To the greatest, for whom the bells have tolled,
Today is a dark day in Philippine basketball, and no, we're not talking about Gilas Pilipinas getting grouped with France, Canada, and Turkey in the FIBA World Olympic Qualifying Tournament. As tough a draw as that is, it doesn’t compare with the news that you are no longer with us. You are considered the greatest Filipino basketball player of all time, and at a time when we, as a country, are gearing up for the biggest basketball tournament in years, we’re instead bowing our heads in mourning.
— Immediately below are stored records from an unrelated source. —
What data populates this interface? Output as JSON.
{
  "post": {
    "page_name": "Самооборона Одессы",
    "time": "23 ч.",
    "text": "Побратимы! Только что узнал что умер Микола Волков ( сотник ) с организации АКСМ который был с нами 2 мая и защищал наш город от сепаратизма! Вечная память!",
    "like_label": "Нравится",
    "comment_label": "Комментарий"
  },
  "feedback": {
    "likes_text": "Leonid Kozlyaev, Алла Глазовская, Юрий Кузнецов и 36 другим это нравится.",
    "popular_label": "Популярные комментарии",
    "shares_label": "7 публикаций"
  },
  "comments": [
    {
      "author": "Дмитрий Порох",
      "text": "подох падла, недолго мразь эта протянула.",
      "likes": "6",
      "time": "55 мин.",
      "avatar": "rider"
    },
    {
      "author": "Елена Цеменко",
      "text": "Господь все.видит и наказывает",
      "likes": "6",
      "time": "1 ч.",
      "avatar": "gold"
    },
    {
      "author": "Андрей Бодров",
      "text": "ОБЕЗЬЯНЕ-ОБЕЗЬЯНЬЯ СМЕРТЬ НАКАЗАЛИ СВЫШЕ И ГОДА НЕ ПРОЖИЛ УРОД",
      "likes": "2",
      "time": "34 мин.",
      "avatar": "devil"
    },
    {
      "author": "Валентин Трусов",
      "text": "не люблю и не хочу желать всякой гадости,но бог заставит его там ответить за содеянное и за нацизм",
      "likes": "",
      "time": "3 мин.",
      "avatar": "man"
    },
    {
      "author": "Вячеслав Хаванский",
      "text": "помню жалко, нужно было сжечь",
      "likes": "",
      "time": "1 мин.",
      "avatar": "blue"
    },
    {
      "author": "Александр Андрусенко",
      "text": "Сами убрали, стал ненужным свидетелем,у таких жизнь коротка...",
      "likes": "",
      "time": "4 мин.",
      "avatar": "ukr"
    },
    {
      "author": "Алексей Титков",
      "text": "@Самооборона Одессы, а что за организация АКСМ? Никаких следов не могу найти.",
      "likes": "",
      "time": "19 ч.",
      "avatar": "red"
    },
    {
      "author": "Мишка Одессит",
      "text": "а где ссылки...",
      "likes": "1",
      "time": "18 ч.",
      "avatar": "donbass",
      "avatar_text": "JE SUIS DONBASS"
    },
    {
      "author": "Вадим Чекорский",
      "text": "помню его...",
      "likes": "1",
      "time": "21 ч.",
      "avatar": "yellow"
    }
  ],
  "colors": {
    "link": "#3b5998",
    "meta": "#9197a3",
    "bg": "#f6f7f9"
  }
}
A few generations of Filipino basketball fans don’t know who you are and that’s a crying shame. In your heyday in the '50s, you were regarded as one of the best basketball players in the world. Not in the Philippines. Not in Asia. In the world. You were the driving force behind our historic third-place finish at the 1954 Rio de Janeiro World Basketball Championships, a feat that still stands to this day as the best finish by an Asian country in the tournament. You were so good that you were named to the tournament’s mythical selection. Nobody remembers your stats, but the fact that you were the biggest reason behind our success in that tournament speaks to the level of skill you had in the game of basketball.
Anyone who grew up studying in San Beda knows all too well how revered you are along those halls in Mendiola. To this day, the mere mention of your name brings forth the kind of respect and admiration reserved for other equally revered Bedan alumni—Ninoy Aquino, Raul Roco, Manny Pangilinan, Fernando Poe Jr.
In the pantheon of the greatest Bedans in history, you had a seat in the presidential table.
But your contributions to the country extended well beyond what you did for your alma mater. Along with leading the Philippines to that third place finish in the 1954 FIBA Worlds, you helped our local squad win four straight Asian Games gold medals and two straight FIBA Asia Championships. We’ve never experienced that kind of success since so it really spoke to how good you were as a basketball player.
Beyond personal trophies, your victories tore through the thick jungle foliage like an ax. It made us believe that the Philippines can go far in a game that's not exactly tailor-made for the vertically challenged. You were a firestarter—and the fire rages on. Look: Decades since your podium finishes, our local squad still plays with the same fire, heart, and determination. In fact, these have become our trademarks in the international basketball scene. If it hadn't been for you, we might be playing some other ghastly sport right now, say, football. (Kidding.)
Rest in peace, Carlos Loyzaga. From one Filipino to another, you are, and will always be, the Big Difference. We hope we can make you proud as you watch us from your new hardwood home in heaven.